Sources of Uncertainty: It seems that in some cases, the i longa was used on short vowels to indicate something other than vowel length (possibly “emphasis” or “dignity”). Both Rolfe (86, 91) and Allen (70) mention this.

Vowel length in descendants

We can look at the vowel quality of descendant words in Romance languages: many of them have distinct reflexes of long and short vowels. For example, Allen contrasts French doit, from Latin dirēctum, and dépit, from Latin despĕctum (70).

Notable limitations: Not all Classical Latin words have attested descendants in a Romance language. As far as I know, long and short “a” do not have different reflexes in any Romance language.

Sources of uncertainty: Romance may reflect post-classical variation in vowel length (i.e. the length of a vowel in Proto-Romance may differ from the length in Classical Latin); words may show language-specific effects of analogy/restructuring. Allen mentions “dictus” shows inconsistent reflexes in Romance: Italian has detto (pointing to a short vowel) while French has dit (pointing to a long vowel) (70).

Vowel length in related Latin words or cognates

We can look other Latin words that seem related and for which we have more evidence of the vowel quantity. For example, one useful source of information about the length of vowels with hidden quantity in the past participle or supine stem is the conjugation of prefixed verbs that display vowel reduction in the present stem. Because Latin vowel reduction affected short vowels (and the first elements of diphthongs), but not long monophthongal vowels, we know that a form like confectum (the supine of conficio, from con- + facio) has a short /e/ corresponding to a short /a/ in the unprefixed form factum. In contrast, the verb confringo (from con- + frango) shows vowel reduction in the present stem, but not in the supine confractum. The fact that vowel reduction affects the a in frang- but not the a in fract- implies that they had different quantities: /frang/ vs. /fraːkt/.

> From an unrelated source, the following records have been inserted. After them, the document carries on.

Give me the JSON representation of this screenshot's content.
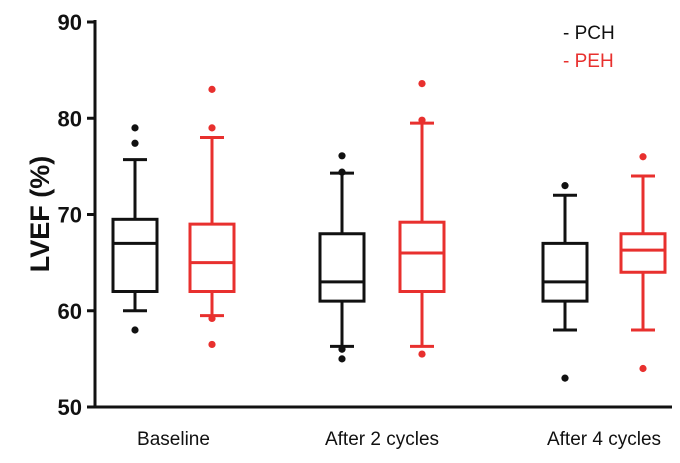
{
  "chart_data": {
    "type": "box",
    "ylabel": "LVEF (%)",
    "ylim": [
      50,
      90
    ],
    "yticks": [
      "50",
      "60",
      "70",
      "80",
      "90"
    ],
    "categories": [
      "Baseline",
      "After 2 cycles",
      "After 4 cycles"
    ],
    "legend_position": "top-right",
    "series": [
      {
        "name": "PCH",
        "legend_label": "- PCH",
        "color": "#111111",
        "boxes": [
          {
            "whisker_low": 60,
            "q1": 62,
            "median": 67,
            "q3": 69.5,
            "whisker_high": 75.7,
            "outliers": [
              58,
              77.4,
              79
            ]
          },
          {
            "whisker_low": 56.3,
            "q1": 61,
            "median": 63,
            "q3": 68,
            "whisker_high": 74.3,
            "outliers": [
              55,
              56,
              74.4,
              76.1
            ]
          },
          {
            "whisker_low": 58,
            "q1": 61,
            "median": 63,
            "q3": 67,
            "whisker_high": 72,
            "outliers": [
              53,
              73
            ]
          }
        ]
      },
      {
        "name": "PEH",
        "legend_label": "- PEH",
        "color": "#e8302e",
        "boxes": [
          {
            "whisker_low": 59.5,
            "q1": 62,
            "median": 65,
            "q3": 69,
            "whisker_high": 78,
            "outliers": [
              56.5,
              59.2,
              79,
              83
            ]
          },
          {
            "whisker_low": 56.3,
            "q1": 62,
            "median": 66,
            "q3": 69.2,
            "whisker_high": 79.5,
            "outliers": [
              55.5,
              79.8,
              83.6
            ]
          },
          {
            "whisker_low": 58,
            "q1": 64,
            "median": 66.3,
            "q3": 68,
            "whisker_high": 74,
            "outliers": [
              54,
              76
            ]
          }
        ]
      }
    ]
  }
}
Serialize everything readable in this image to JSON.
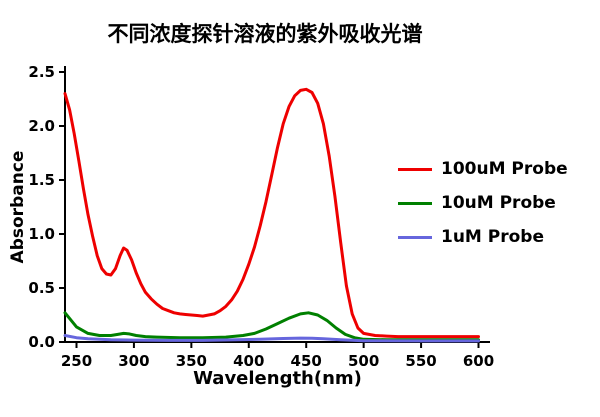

We can also look at words in related Indo-European languages (such as Greek or Sanskrit) that might have clearer indications of the historical vowel length. (I can't think of an example of this, sorry.)

Sources of uncertainty: Sometimes the etymology of a term is unclear. It’s also possible that that the length of the vowel in one or both of the languages was affected by some unknown sound change or analogical process, or by the process of ablaut which could cause roots to have multiple forms with different vowel quantities already in Proto-Indo-European.


I only listed "sources of uncertainty" to try to be reserved about what we know. I think that in most cases, the quantity of a vowel is known fairly well because we have several different sources that agree with each other. A good dictionary should indicate any areas of true uncertainty by some method like not marking length on the vowel, marking it with both a macron and a breve, or including a discussion of the pronunciation. In my experience, I feel references have misled me about hidden quantity in only a few cases, each time by the use of macrons, since macrons are unfortunately ambiguous between indicating vowel length or syllable length. The examples I can think of are: far (which Lewis transcribes as "fār"; Charles Edwin Bennett says it was the final consonant, not the vowel that was long) and major (which Lewis and Short transcribe as "mājor"; Allen says the "a" was short and the "j" was long). It may also be relevant that neither of these has two written consonants after the vowel, so the dictionary authors might have felt a macron on the vowel was the only option for indicating that the syllable was heavy.